Está a punto de decir «esta noche», pero se le ocurre que ella podría intentar dar con él en el aeropuerto. Miente:

—Mañana por la mañana.

—¿Y no tienes tiempo para verme? ¿Ni siquiera entre dos citas? ¿Ni siquiera esta noche? ¡Estaré a tu disposición cuando tú quieras!

—No.

—¡No olvides que pese a todo soy la hija de tu mujer!

El énfasis con el que casi ha gritado la última frase le recuerda lo que, en otros tiempos, más le horrorizaba en este país. Se indigna y busca una frase hiriente.

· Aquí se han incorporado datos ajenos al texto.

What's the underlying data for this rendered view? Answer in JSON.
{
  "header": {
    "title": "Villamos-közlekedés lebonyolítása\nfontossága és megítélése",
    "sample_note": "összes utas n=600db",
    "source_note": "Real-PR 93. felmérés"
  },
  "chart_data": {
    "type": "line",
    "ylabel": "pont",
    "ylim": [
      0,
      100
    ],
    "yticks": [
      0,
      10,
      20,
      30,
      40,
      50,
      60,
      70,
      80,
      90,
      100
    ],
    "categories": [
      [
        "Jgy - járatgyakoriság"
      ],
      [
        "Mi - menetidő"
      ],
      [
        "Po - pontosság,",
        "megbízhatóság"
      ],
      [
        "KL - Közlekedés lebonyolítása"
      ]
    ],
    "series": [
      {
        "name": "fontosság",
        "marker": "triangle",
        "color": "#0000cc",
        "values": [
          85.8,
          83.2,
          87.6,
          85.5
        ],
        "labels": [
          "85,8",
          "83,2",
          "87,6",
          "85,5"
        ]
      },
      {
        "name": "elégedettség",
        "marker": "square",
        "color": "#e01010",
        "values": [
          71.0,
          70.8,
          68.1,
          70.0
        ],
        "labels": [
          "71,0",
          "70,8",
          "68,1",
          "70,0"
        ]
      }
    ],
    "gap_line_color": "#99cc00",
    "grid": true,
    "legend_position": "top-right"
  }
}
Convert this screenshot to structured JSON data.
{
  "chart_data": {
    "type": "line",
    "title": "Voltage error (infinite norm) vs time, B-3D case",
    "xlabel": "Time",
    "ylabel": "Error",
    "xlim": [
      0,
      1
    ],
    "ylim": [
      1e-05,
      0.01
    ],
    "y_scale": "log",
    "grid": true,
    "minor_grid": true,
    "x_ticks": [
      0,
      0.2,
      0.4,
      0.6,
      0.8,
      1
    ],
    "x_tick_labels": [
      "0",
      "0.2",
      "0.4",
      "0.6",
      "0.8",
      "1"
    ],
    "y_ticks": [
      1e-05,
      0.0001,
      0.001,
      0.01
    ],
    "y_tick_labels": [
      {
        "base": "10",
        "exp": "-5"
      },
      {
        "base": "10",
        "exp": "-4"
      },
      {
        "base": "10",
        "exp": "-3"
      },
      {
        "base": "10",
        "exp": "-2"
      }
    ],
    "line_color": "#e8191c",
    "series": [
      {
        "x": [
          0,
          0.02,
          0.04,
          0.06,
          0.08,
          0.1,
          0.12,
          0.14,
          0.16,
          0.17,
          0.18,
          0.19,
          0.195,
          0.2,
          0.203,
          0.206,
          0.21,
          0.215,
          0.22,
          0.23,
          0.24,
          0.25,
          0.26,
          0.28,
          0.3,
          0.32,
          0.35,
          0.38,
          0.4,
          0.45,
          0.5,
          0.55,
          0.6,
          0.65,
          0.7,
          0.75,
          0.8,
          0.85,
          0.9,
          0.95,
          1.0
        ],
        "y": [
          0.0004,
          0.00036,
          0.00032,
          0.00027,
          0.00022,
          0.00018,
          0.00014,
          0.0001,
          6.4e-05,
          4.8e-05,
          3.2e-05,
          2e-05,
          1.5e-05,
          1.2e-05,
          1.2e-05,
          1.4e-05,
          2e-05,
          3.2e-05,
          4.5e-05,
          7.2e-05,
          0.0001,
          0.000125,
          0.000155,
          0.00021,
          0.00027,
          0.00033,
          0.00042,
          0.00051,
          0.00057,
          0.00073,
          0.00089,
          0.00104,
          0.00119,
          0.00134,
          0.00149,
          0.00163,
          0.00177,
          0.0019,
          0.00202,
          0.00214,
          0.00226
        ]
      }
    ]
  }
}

Ella es más rápida que él:

—Te callas, ¿eh? ¡No sabes qué decir! Para que lo sepas, mamá me había desaconsejado llamarte. ¡Me había explicado lo egoísta que eres! Un desgraciado y un sucio egoísta.

Y cuelga.

Él se dirige hacia la mesa sintiéndose como salpicado de porquería. De pronto, sin lógica alguna, una frase le atraviesa el espíritu: «Tuve a muchas mujeres en este país, pero a ninguna que fuera como una hermana». Se queda sorprendido por esa frase y por la palabra «hermana»; camina más despacio para aspirar a fondo esa palabra tan apacible: una hermana. En efecto, en su país nunca había encontrado a una hermana.

—¿Algo desagradable?

—Nada grave —responde él mientras se sienta—. Pero sí desagradable.

Se calla.

Ella también. Los somníferos de su noche en vela se manifiestan en el cansancio. En un intento por despistarlo, se sirve el resto de vino y bebe. Luego baja la mano y la pone sobre la de él:

—No estamos a gusto aquí. Te invito a tomar algo.

Se dirigen al bar, donde suena una música a todo volumen.

Ella da unos pasos atrás, luego se controla: necesita alcohol. En la barra, beben cada uno una copa de coñac.

Él la mira:

—¿Qué pasa?

Ella hace un gesto con la cabeza.

—¿La música? Bueno, vayamos a mi habitación.